O mercado de juros começou o dia no sistema eletrônico de negociações GTS, da Bolsa de Mercadorias & Futuros (BM&F), querendo exibir uma melhora, mas virou para o lado negativo em poucos minutos. Acompanhou o dólar, que abriu em baixa na BM&F, mas reverteu (subia 0,60% às 10h, cotado a R$ 2,181). Os juros dos títulos do Tesouro dos EUA (Treasuries) voltam a subir esta manhã (+0,21% para o papel de 10 anos de prazo e +0,14% para o de 30 anos), o que mantém os mercados em estado de cautela. É justamente a alta dos juros dos Treasuries nestes últimos dias que cortou o espaço de crescimento de apostas mais ousadas para a decisão do Comitê de Política Monetária (Copom) do Banco Central brasileiro, como a de queda de 1 ponto porcentual na taxa Selic, atualmente em 17,25%. O mercado de juros, que já apostava antes majoritariamente em corte de 0,75 pp, reforçou essa ponta conservadora, por considerar que o cenário externo - até poucos dias considerado tranqüilo - mudou com perspectivas de aperto monetário nos EUA, zona do euro e Japão.
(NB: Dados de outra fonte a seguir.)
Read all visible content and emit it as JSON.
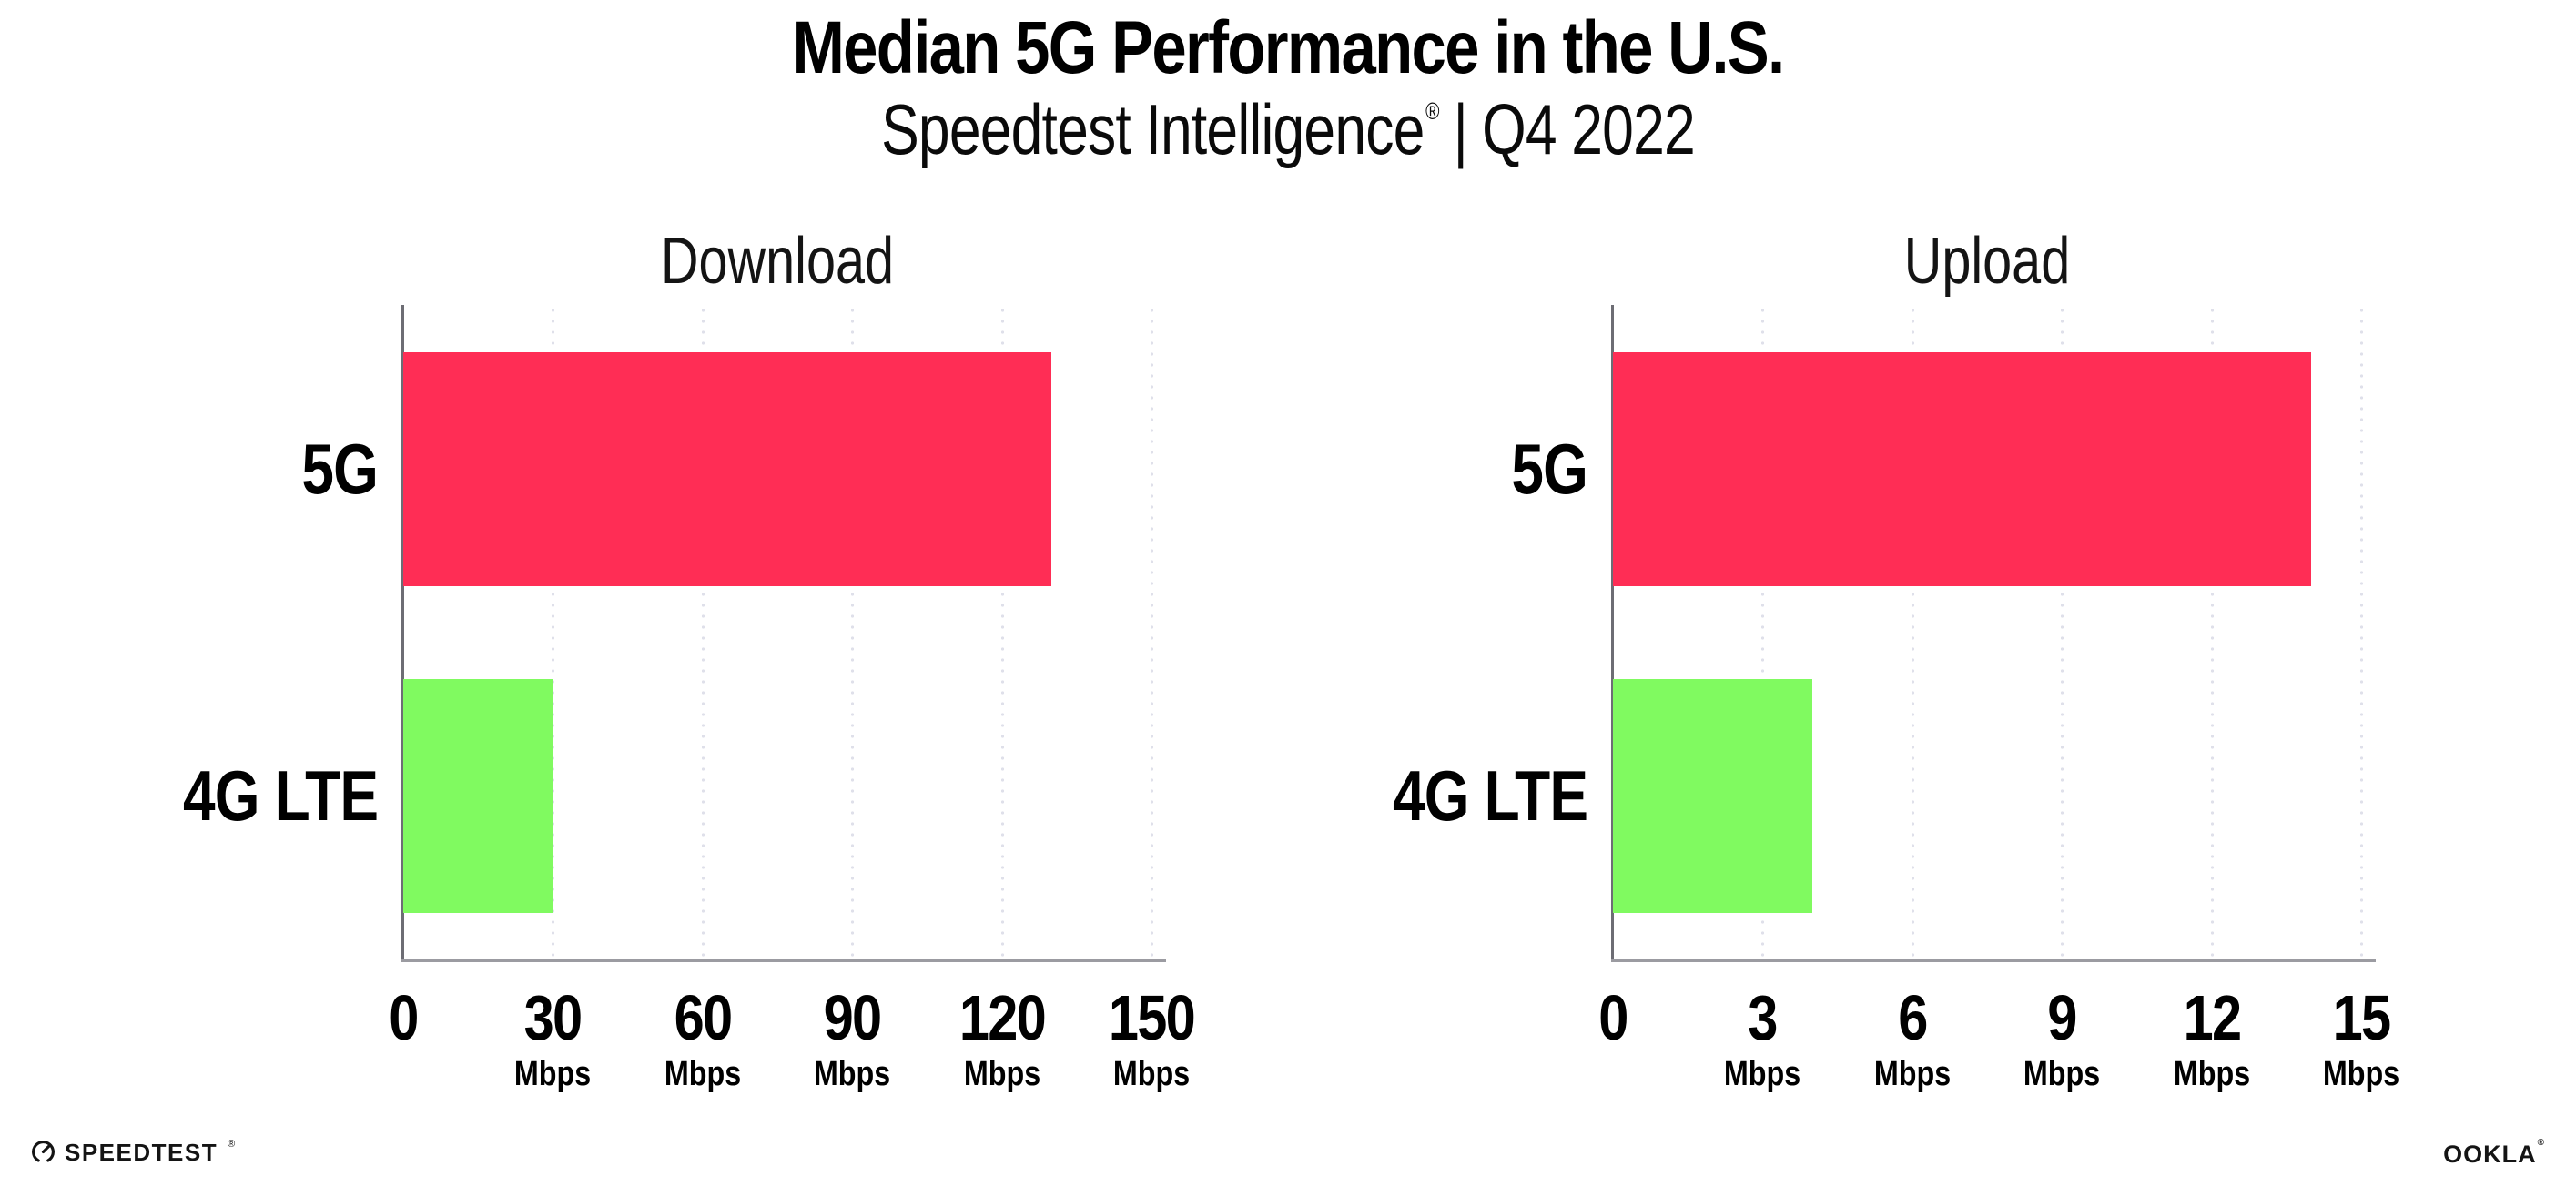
{
  "header": {
    "title": "Median 5G Performance in the U.S.",
    "subtitle": {
      "brand": "Speedtest Intelligence",
      "registered_mark": "®",
      "separator": "|",
      "period": "Q4 2022"
    }
  },
  "chart_data": [
    {
      "type": "bar",
      "orientation": "horizontal",
      "title": "Download",
      "categories": [
        "5G",
        "4G LTE"
      ],
      "values": [
        130,
        30
      ],
      "unit": "Mbps",
      "xlim": [
        0,
        150
      ],
      "tick_values": [
        0,
        30,
        60,
        90,
        120,
        150
      ],
      "ticks": [
        {
          "label": "0",
          "unit": ""
        },
        {
          "label": "30",
          "unit": "Mbps"
        },
        {
          "label": "60",
          "unit": "Mbps"
        },
        {
          "label": "90",
          "unit": "Mbps"
        },
        {
          "label": "120",
          "unit": "Mbps"
        },
        {
          "label": "150",
          "unit": "Mbps"
        }
      ],
      "bar_colors": [
        "#FF2D55",
        "#80FA60"
      ],
      "grid": "vertical-dotted",
      "legend_position": "none"
    },
    {
      "type": "bar",
      "orientation": "horizontal",
      "title": "Upload",
      "categories": [
        "5G",
        "4G LTE"
      ],
      "values": [
        14,
        4
      ],
      "unit": "Mbps",
      "xlim": [
        0,
        15
      ],
      "tick_values": [
        0,
        3,
        6,
        9,
        12,
        15
      ],
      "ticks": [
        {
          "label": "0",
          "unit": ""
        },
        {
          "label": "3",
          "unit": "Mbps"
        },
        {
          "label": "6",
          "unit": "Mbps"
        },
        {
          "label": "9",
          "unit": "Mbps"
        },
        {
          "label": "12",
          "unit": "Mbps"
        },
        {
          "label": "15",
          "unit": "Mbps"
        }
      ],
      "bar_colors": [
        "#FF2D55",
        "#80FA60"
      ],
      "grid": "vertical-dotted",
      "legend_position": "none"
    }
  ],
  "footer": {
    "speedtest_logo": "SPEEDTEST",
    "speedtest_mark": "®",
    "ookla_logo": "OOKLA",
    "ookla_mark": "®"
  },
  "colors": {
    "bar_5g": "#FF2D55",
    "bar_4g_lte": "#80FA60",
    "axis": "#9B9BA1",
    "gridline_dots": "#DFE0EA",
    "text": "#000000"
  }
}
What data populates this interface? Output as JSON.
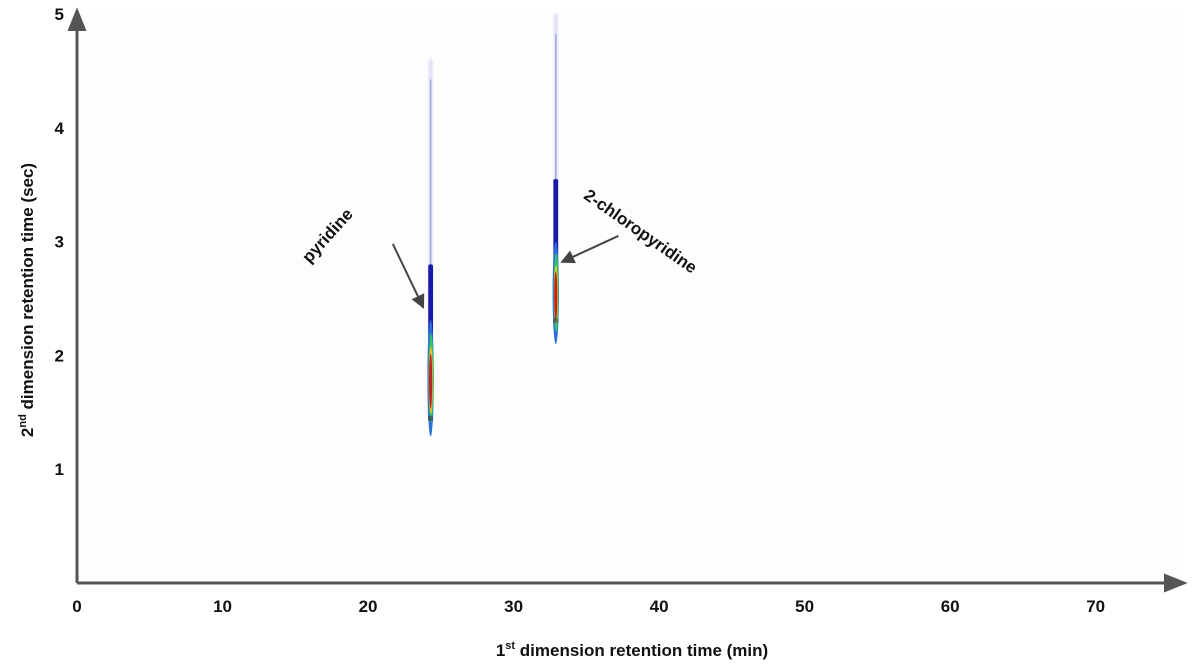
{
  "chart_data": {
    "type": "heatmap",
    "title": "",
    "xlabel": {
      "pre": "1",
      "sup": "st",
      "post": " dimension retention time (min)"
    },
    "ylabel": {
      "pre": "2",
      "sup": "nd",
      "post": " dimension retention time (sec)"
    },
    "xlim": [
      0,
      76
    ],
    "ylim": [
      0,
      5
    ],
    "xticks": [
      0,
      10,
      20,
      30,
      40,
      50,
      60,
      70
    ],
    "yticks": [
      1,
      2,
      3,
      4,
      5
    ],
    "grid": false,
    "peaks": [
      {
        "name": "pyridine",
        "x": 24.3,
        "y_apex": 1.8,
        "y_start": 1.42,
        "y_tail_end": 4.6
      },
      {
        "name": "2-chloropyridine",
        "x": 32.9,
        "y_apex": 2.55,
        "y_start": 2.28,
        "y_tail_end": 5.0
      }
    ],
    "annotations": [
      {
        "text": "pyridine",
        "label_x": 17.5,
        "label_y": 3.02,
        "arrow_from": [
          21.7,
          2.98
        ],
        "arrow_to": [
          23.8,
          2.42
        ]
      },
      {
        "text": "2-chloropyridine",
        "label_x": 38.5,
        "label_y": 3.05,
        "arrow_from": [
          37.2,
          3.05
        ],
        "arrow_to": [
          33.3,
          2.82
        ]
      }
    ],
    "colormap": [
      "#1a1aa8",
      "#2b6fd6",
      "#2fc46a",
      "#f2c21a",
      "#c81e1e"
    ]
  }
}
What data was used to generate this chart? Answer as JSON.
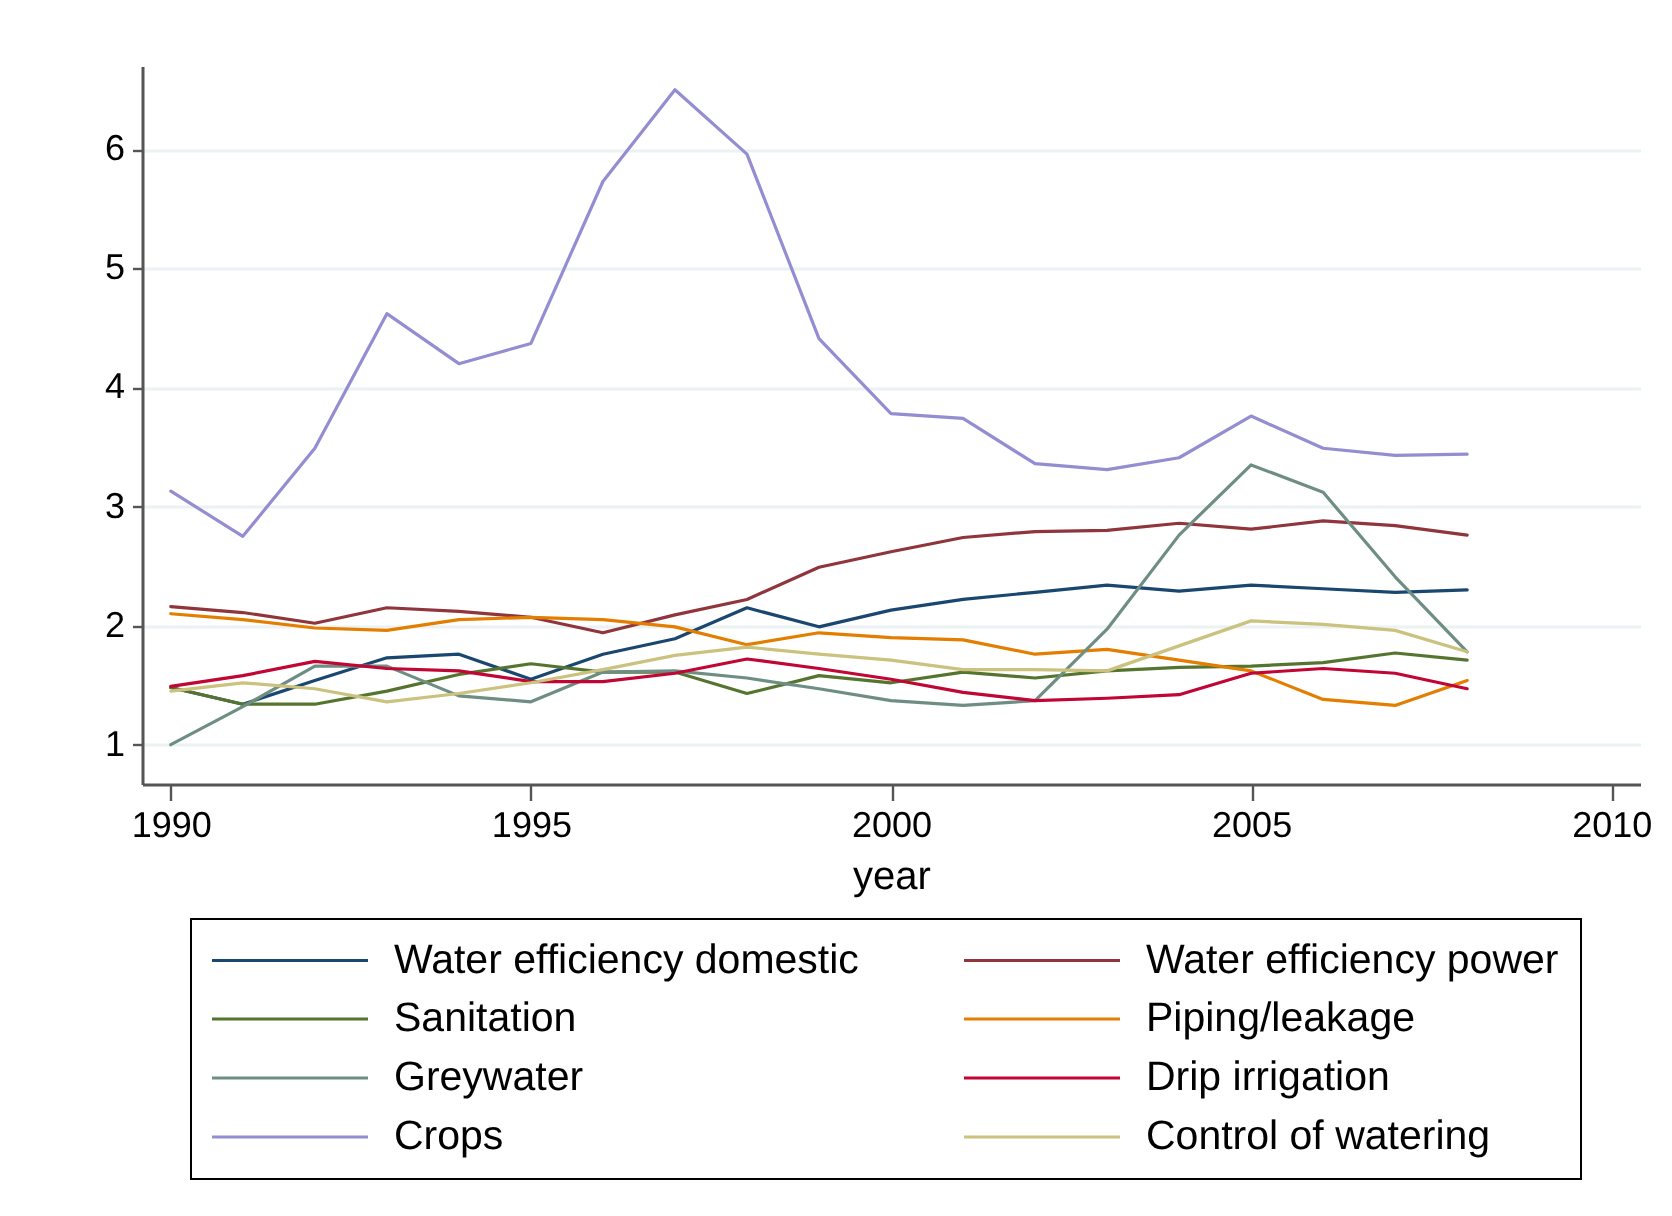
{
  "chart_data": {
    "type": "line",
    "xlabel": "year",
    "x": [
      1990,
      1991,
      1992,
      1993,
      1994,
      1995,
      1996,
      1997,
      1998,
      1999,
      2000,
      2001,
      2002,
      2003,
      2004,
      2005,
      2006,
      2007,
      2008
    ],
    "series": [
      {
        "name": "Water efficiency domestic",
        "color": "#1a476f",
        "values": [
          1.48,
          1.34,
          1.54,
          1.73,
          1.76,
          1.55,
          1.76,
          1.89,
          2.15,
          1.99,
          2.13,
          2.22,
          2.28,
          2.34,
          2.29,
          2.34,
          2.31,
          2.28,
          2.3
        ]
      },
      {
        "name": "Water efficiency power",
        "color": "#90353b",
        "values": [
          2.16,
          2.11,
          2.02,
          2.15,
          2.12,
          2.07,
          1.94,
          2.09,
          2.22,
          2.49,
          2.62,
          2.74,
          2.79,
          2.8,
          2.86,
          2.81,
          2.88,
          2.84,
          2.76
        ]
      },
      {
        "name": "Sanitation",
        "color": "#55752f",
        "values": [
          1.48,
          1.34,
          1.34,
          1.45,
          1.59,
          1.68,
          1.61,
          1.61,
          1.43,
          1.58,
          1.52,
          1.61,
          1.56,
          1.62,
          1.65,
          1.66,
          1.69,
          1.77,
          1.71
        ]
      },
      {
        "name": "Piping/leakage",
        "color": "#e37e00",
        "values": [
          2.1,
          2.05,
          1.98,
          1.96,
          2.05,
          2.07,
          2.05,
          1.99,
          1.84,
          1.94,
          1.9,
          1.88,
          1.76,
          1.8,
          1.71,
          1.62,
          1.38,
          1.33,
          1.54
        ]
      },
      {
        "name": "Greywater",
        "color": "#6e8e84",
        "values": [
          1.0,
          1.32,
          1.66,
          1.66,
          1.41,
          1.36,
          1.61,
          1.62,
          1.56,
          1.47,
          1.37,
          1.33,
          1.37,
          1.97,
          2.76,
          3.35,
          3.12,
          2.41,
          1.78
        ]
      },
      {
        "name": "Drip irrigation",
        "color": "#c10534",
        "values": [
          1.49,
          1.58,
          1.7,
          1.64,
          1.62,
          1.53,
          1.53,
          1.6,
          1.72,
          1.64,
          1.55,
          1.44,
          1.37,
          1.39,
          1.42,
          1.6,
          1.64,
          1.6,
          1.47
        ]
      },
      {
        "name": "Crops",
        "color": "#938dd2",
        "values": [
          3.13,
          2.75,
          3.49,
          4.62,
          4.2,
          4.37,
          5.73,
          6.5,
          5.96,
          4.41,
          3.78,
          3.74,
          3.36,
          3.31,
          3.41,
          3.76,
          3.49,
          3.43,
          3.44
        ]
      },
      {
        "name": "Control of watering",
        "color": "#cac27e",
        "values": [
          1.45,
          1.52,
          1.47,
          1.36,
          1.43,
          1.52,
          1.63,
          1.75,
          1.82,
          1.76,
          1.71,
          1.63,
          1.63,
          1.62,
          1.83,
          2.04,
          2.01,
          1.96,
          1.78
        ]
      }
    ],
    "xlim": [
      1989.6,
      2010.4
    ],
    "ylim": [
      0.67,
      6.7
    ],
    "xticks": [
      1990,
      1995,
      2000,
      2005,
      2010
    ],
    "yticks": [
      1,
      2,
      3,
      4,
      5,
      6
    ],
    "grid": "y",
    "legend": "bottom"
  }
}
Como o perfil do BC brasileiro é visto como conservador, boa parte do mercado viu nessa alta dos juros dos Treasuries mais uma boa razão para a autoridade monetária permanecer no seu script - e nas suas doses comedidas de corte da Selic. A piora do humor no mercado de juros foi nítida nos contratos futuros de DI longos e na primeira etapa do leilão de venda de Notas do Tesouro Nacional - Série B (NTN-B) ontem. NTN-B é um título do Tesouro corrigido por índice de inflação (IPCA). Os contratos longos de DI embutem maior prêmio de risco que os curtos e são os preferidos dos estrangeiros, que agora estão mais reticentes. No leilão, as NTN-B foram vendidas a taxas ligeiramente acima das do leilão anterior. A NTN-B de 15 de agosto de 2010, por exemplo, saiu a 9,18%, ante 9,15% da oferta anterior e, no mercado secundário, segundo um operador, o último negócio ontem com este papel saiu a 9,37%. Hoje tem segunda etapa do leilão. Na BM&F, o juro do DI de janeiro de 2007 batia a máxima de 15,29% nas negociações do GTS esta manhã, recuando em seguida a 15,28%, ante fechamento ontem a 15,25%.